I've shipped multiple production platforms on Next.js + Supabase — a hiring platform, a Skool-style community, marketing sites. For a small team that needs auth, a real database, and storage without managing infrastructure, it's hard to beat. But it has sharp edges.
Row Level Security is your backend
The biggest mental shift: with Supabase, the client talks to the database. Your security model is RLS policies, not API middleware. Write them first, not last:
create policy "Members read their community's posts" on posts for select using ( community_id in ( select community_id from memberships where user_id = auth.uid() ) );
Test policies with different users early. A missing policy fails closed (annoying); a wrong one fails open (a breach).
Server Components changed the calculus
With the App Router, most data fetching moves into server components using the service client — RLS still applies via the user's session. The client-side Supabase SDK is now mostly for realtime subscriptions and optimistic mutations. Less JavaScript shipped, fewer loading spinners.
The patterns that kept us sane
- Database functions for multi-step writes.
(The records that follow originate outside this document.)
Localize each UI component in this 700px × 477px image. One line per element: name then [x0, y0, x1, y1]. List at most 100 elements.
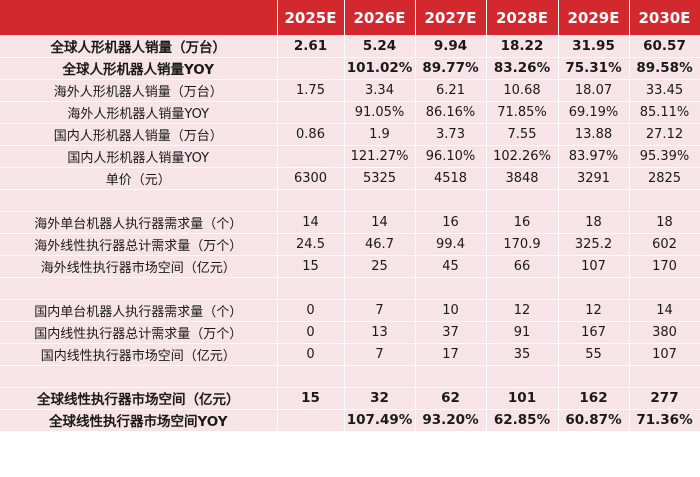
table-row: 海外线性执行器总计需求量（万个） 24.5 46.7 99.4 170.9 325.2 60…: [0, 233, 700, 256]
value-cell: [415, 365, 487, 388]
table-row: 全球人形机器人销量YOY 101.02% 89.77% 83.26% 75.31% 89.…: [0, 57, 700, 80]
table-row: 国内线性执行器总计需求量（万个） 0 13 37 91 167 380: [0, 321, 700, 344]
value-cell: 1.75: [277, 79, 345, 102]
row-label-cell: 海外线性执行器总计需求量（万个）: [0, 233, 278, 256]
value-cell: 91: [486, 321, 559, 344]
value-cell: 15: [277, 387, 345, 410]
value-cell: 71.36%: [629, 409, 700, 432]
value-cell: 89.58%: [629, 57, 700, 80]
value-cell: 101.02%: [344, 57, 416, 80]
value-cell: 0: [277, 343, 345, 366]
value-cell: 18: [558, 211, 630, 234]
value-cell: [277, 57, 345, 80]
row-label-cell: [0, 189, 278, 212]
table-row: 全球线性执行器市场空间（亿元） 15 32 62 101 162 277: [0, 387, 700, 410]
value-cell: 95.39%: [629, 145, 700, 168]
value-cell: 89.77%: [415, 57, 487, 80]
row-label-cell: 全球人形机器人销量YOY: [0, 57, 278, 80]
value-cell: 25: [344, 255, 416, 278]
value-cell: 13.88: [558, 123, 630, 146]
value-cell: 170.9: [486, 233, 559, 256]
value-cell: [558, 189, 630, 212]
value-cell: 32: [344, 387, 416, 410]
row-label-cell: 全球线性执行器市场空间（亿元）: [0, 387, 278, 410]
table-header: 2025E 2026E 2027E 2028E 2029E 2030E: [0, 0, 700, 35]
value-cell: 24.5: [277, 233, 345, 256]
value-cell: 16: [486, 211, 559, 234]
value-cell: 7.55: [486, 123, 559, 146]
value-cell: 16: [415, 211, 487, 234]
value-cell: 1.9: [344, 123, 416, 146]
header-cell-2027e: 2027E: [415, 0, 487, 35]
value-cell: 0.86: [277, 123, 345, 146]
value-cell: 3.73: [415, 123, 487, 146]
table-body: 全球人形机器人销量（万台） 2.61 5.24 9.94 18.22 31.95 60.57…: [0, 35, 700, 432]
value-cell: [277, 409, 345, 432]
row-label-cell: 海外单台机器人执行器需求量（个）: [0, 211, 278, 234]
value-cell: 107: [629, 343, 700, 366]
value-cell: 33.45: [629, 79, 700, 102]
value-cell: 107.49%: [344, 409, 416, 432]
value-cell: 121.27%: [344, 145, 416, 168]
row-label-cell: 国内线性执行器市场空间（亿元）: [0, 343, 278, 366]
table-row: 国内线性执行器市场空间（亿元） 0 7 17 35 55 107: [0, 343, 700, 366]
value-cell: [277, 101, 345, 124]
value-cell: 83.26%: [486, 57, 559, 80]
value-cell: [558, 277, 630, 300]
value-cell: 46.7: [344, 233, 416, 256]
header-cell-2025e: 2025E: [277, 0, 345, 35]
value-cell: 27.12: [629, 123, 700, 146]
value-cell: 86.16%: [415, 101, 487, 124]
value-cell: 62: [415, 387, 487, 410]
value-cell: 18: [629, 211, 700, 234]
table-row: 海外单台机器人执行器需求量（个） 14 14 16 16 18 18: [0, 211, 700, 234]
value-cell: 55: [558, 343, 630, 366]
value-cell: 380: [629, 321, 700, 344]
header-cell-2026e: 2026E: [344, 0, 416, 35]
value-cell: [415, 277, 487, 300]
value-cell: 4518: [415, 167, 487, 190]
row-label-cell: 国内人形机器人销量（万台）: [0, 123, 278, 146]
value-cell: 107: [558, 255, 630, 278]
value-cell: [415, 189, 487, 212]
value-cell: [277, 277, 345, 300]
value-cell: 101: [486, 387, 559, 410]
spacer-row: [0, 189, 700, 212]
value-cell: [486, 365, 559, 388]
value-cell: 0: [277, 299, 345, 322]
value-cell: 14: [629, 299, 700, 322]
value-cell: [344, 277, 416, 300]
row-label-cell: 国内线性执行器总计需求量（万个）: [0, 321, 278, 344]
value-cell: 277: [629, 387, 700, 410]
row-label-cell: 全球线性执行器市场空间YOY: [0, 409, 278, 432]
value-cell: 102.26%: [486, 145, 559, 168]
value-cell: 17: [415, 343, 487, 366]
value-cell: [486, 277, 559, 300]
value-cell: 7: [344, 343, 416, 366]
value-cell: 14: [277, 211, 345, 234]
value-cell: 10: [415, 299, 487, 322]
row-label-cell: 单价（元）: [0, 167, 278, 190]
value-cell: 15: [277, 255, 345, 278]
table-row: 单价（元） 6300 5325 4518 3848 3291 2825: [0, 167, 700, 190]
value-cell: 3848: [486, 167, 559, 190]
value-cell: 9.94: [415, 35, 487, 58]
value-cell: [277, 365, 345, 388]
value-cell: [277, 189, 345, 212]
value-cell: [277, 145, 345, 168]
spacer-row: [0, 277, 700, 300]
value-cell: 14: [344, 211, 416, 234]
value-cell: [344, 189, 416, 212]
value-cell: 13: [344, 321, 416, 344]
value-cell: [486, 189, 559, 212]
value-cell: 66: [486, 255, 559, 278]
value-cell: 7: [344, 299, 416, 322]
value-cell: 60.57: [629, 35, 700, 58]
value-cell: 18.22: [486, 35, 559, 58]
value-cell: 2.61: [277, 35, 345, 58]
value-cell: 2825: [629, 167, 700, 190]
header-cell-2029e: 2029E: [558, 0, 630, 35]
value-cell: 3.34: [344, 79, 416, 102]
header-cell-2028e: 2028E: [486, 0, 559, 35]
value-cell: [629, 365, 700, 388]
Creating a job posting + notifying followers + updating counts belongs in one
rpc()call, not three client round-trips that can half-succeed. - Generated types.
supabase gen types typescripton every migration. Untyped database calls are how production bugs are born. - Storage policies mirror table policies. A private community's images need the same access rules as its posts — easy to forget.
Where it strains
Heavy background jobs, complex search, and multi-tenant analytics will eventually want dedicated tools (queues, search engines, warehouses). That's fine. The stack's job is to get you to the point where those problems are real — with paying users — instead of imagined.
Boring, fast, and cheap to operate. For client work and early products, that's the whole brief.